Verso le Europee, seconda puntata. Che cosa ha fatto il Parlamento UE

60 sedute annuali in cui discutere, negoziare e approvare insieme al Consiglio dell’Unione Europea i circa 600 provvedimenti adottati negli ultimi 5 anni, per una media annuale di 500 ore d’Aula: sono questi i numeri chiave dell’ottava legislatura del Parlamento Europeo, quella uscente. È la stessa Assemblea che rende noto nel dettaglio quanto è riuscita a produrre tra 2014 e 2018 (e simili scenari dovrebbero proseguire anche nei restanti sette mesi).

Fino ad oggi, gli eurodeputati hanno impiegato oltre 550 ore complessive a vagliare i provvedimenti di Consiglio e Commissione, i due organi comunitari con grandi poteri legislativi; più di 300 ore sono trascorse invece a dibattere le proposte non legislative di propria iniziativa e 170 ore sono state dedicate ai dibattiti a livelli di co-decisione con gli altri organi comunitari.

Tra i provvedimenti adottati in maniera definitiva, molti hanno riguardato da vicino la vita dei cittadini europei, come il GDPR (riforma del trattamento dei dati personali), il recentissimo riordino in materia di copyright, la fine dell’era roaming in tutta Europa, il divieto all’uso indiscriminato di sacchetti di plastica e il registro comune dei passeggeri per le compagnie di volo, ai fini di sicurezza e di contrasto al terrorismo internazionale. Nel corso del quinquennio, poi, l’Eurocamera si è più volte pronunciata anche per l’adozione o il rinforzo di normative al di fuori delle proprie competenze (gli accordi di Parigi sul clima, norme per “allungare la vita” ai prodotti commerciali, prezzi più giusti per gli agricoltori) e, quando sono emersi scandali o abusi di vasta eco internazionale, ha nominato commissioni speciali d’indagine: si ricorderanno lo scandalo Dieselgate e quello dei cosiddetti “Panama Papers”, per esempio.

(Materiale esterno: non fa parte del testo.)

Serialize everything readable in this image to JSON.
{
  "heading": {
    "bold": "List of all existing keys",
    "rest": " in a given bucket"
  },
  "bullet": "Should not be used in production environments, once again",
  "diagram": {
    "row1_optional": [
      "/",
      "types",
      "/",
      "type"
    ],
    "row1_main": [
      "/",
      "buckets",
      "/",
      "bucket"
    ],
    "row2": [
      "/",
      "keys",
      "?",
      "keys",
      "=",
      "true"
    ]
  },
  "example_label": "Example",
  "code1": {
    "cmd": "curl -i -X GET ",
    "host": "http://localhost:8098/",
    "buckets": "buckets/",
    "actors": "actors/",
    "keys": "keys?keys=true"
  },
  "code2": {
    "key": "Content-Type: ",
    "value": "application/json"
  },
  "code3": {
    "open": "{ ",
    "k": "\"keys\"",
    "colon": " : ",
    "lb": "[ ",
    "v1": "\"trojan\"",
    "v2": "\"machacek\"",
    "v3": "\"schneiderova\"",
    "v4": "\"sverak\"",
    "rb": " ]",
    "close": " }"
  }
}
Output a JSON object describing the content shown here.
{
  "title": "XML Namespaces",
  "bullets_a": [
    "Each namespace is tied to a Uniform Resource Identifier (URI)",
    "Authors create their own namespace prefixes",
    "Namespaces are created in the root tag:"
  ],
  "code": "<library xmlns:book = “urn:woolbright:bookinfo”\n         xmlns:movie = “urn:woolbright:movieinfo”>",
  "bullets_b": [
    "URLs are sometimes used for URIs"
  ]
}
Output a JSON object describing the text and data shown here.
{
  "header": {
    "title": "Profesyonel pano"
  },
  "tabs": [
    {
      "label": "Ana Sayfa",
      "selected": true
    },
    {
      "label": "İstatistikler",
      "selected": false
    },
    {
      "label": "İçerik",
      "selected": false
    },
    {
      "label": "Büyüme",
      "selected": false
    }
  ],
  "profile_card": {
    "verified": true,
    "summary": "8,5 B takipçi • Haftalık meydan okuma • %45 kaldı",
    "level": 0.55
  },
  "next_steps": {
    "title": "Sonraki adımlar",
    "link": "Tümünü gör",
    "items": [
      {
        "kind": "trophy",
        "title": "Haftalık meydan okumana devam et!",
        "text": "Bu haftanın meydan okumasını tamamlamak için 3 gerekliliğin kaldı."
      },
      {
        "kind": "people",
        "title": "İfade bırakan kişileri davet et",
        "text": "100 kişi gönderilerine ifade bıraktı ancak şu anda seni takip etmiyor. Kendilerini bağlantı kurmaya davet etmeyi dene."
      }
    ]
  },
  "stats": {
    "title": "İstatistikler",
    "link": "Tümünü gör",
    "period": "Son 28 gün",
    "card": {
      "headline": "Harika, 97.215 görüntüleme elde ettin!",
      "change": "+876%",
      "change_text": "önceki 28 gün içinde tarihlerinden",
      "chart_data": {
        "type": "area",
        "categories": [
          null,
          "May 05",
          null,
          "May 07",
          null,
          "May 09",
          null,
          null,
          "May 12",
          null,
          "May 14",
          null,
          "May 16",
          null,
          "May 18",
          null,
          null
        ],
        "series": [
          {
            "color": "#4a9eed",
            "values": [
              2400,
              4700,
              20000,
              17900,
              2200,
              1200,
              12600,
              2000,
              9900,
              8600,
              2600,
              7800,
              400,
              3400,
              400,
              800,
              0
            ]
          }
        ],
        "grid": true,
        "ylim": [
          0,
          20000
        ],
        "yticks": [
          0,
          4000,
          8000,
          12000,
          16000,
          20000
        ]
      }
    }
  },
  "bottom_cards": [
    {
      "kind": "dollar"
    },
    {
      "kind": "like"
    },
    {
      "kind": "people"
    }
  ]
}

Gli Eurodeputati hanno poi seguito le negoziazioni della Commissione su Brexit e su alcuni trattati internazionali, come CETA (tra UE e Canada) e TTIP (con gli Stati Uniti d’America). 6400 è invece il numero di petizioni arrivate in Parlamento da parte dei cittadini sin da luglio 2014: l’Ente ha poi fatto da mediatore nella risoluzione degli specifici problemi tra i richiedenti e gli Stati membri. Nel lustro che volge al termine, infine, il Parlamento ha ospitato numerose sedute formali in occasione di visite ufficiali, come quella di Papa Francesco nel 2014, di Ban-Ki-moon, Segretario Generale delle Nazioni Unite fino al 2016, e del suo immediato successore, Antonio Guterres (tra i capi di Stato che hanno visitato l’emiciclo anche Sergio Mattarella, nel 2015).

Tuttavia, c’è lavoro da fare anche nei mesi che ci separano dalle elezioni: il Parlamento dovrà valutare oltre 300 proposte, inclusi 46 dossier sul quadro economico pluriennale. Su tutti spicca la chiusura dei negoziati con il Regno Unito (fuori dall’Unione a partire dal 29 marzo 2019), ma sul tavolo ci sono anche la riforma del Regolamento di Dublino, misure per la qualità dell’acqua potabile e per l’efficienza energetica, il miglioramento delle condizioni di lavoro e dell’equilibrio vita-lavoro nelle famiglie, il coordinamento dei sistemi di sicurezza sociale e l’aggiornamento della normativa a protezione dei consumatori.

Sulla scia di questi interventi, si comprende il crescente supporto dei cittadini al progetto europeo confermato dall’ultima indagine dell’Eurobarometro (pubblicata a un anno dalle elezioni): sebbene in Italia solo il 39% si dica convinto europeista, mentre il 17% è contrario all’Unione e il restante 44% è sospeso tra il “non so” e un giudizio altalenante in merito ai singoli temi, il 60% degli “europei” intervistati anche negli altri Paesi crede che la partecipazione del proprio Stato all’Unione sia in fin dei conti un elemento positivo e due terzi di essi ritengono di aver beneficiato dall’essere dentro l’UE.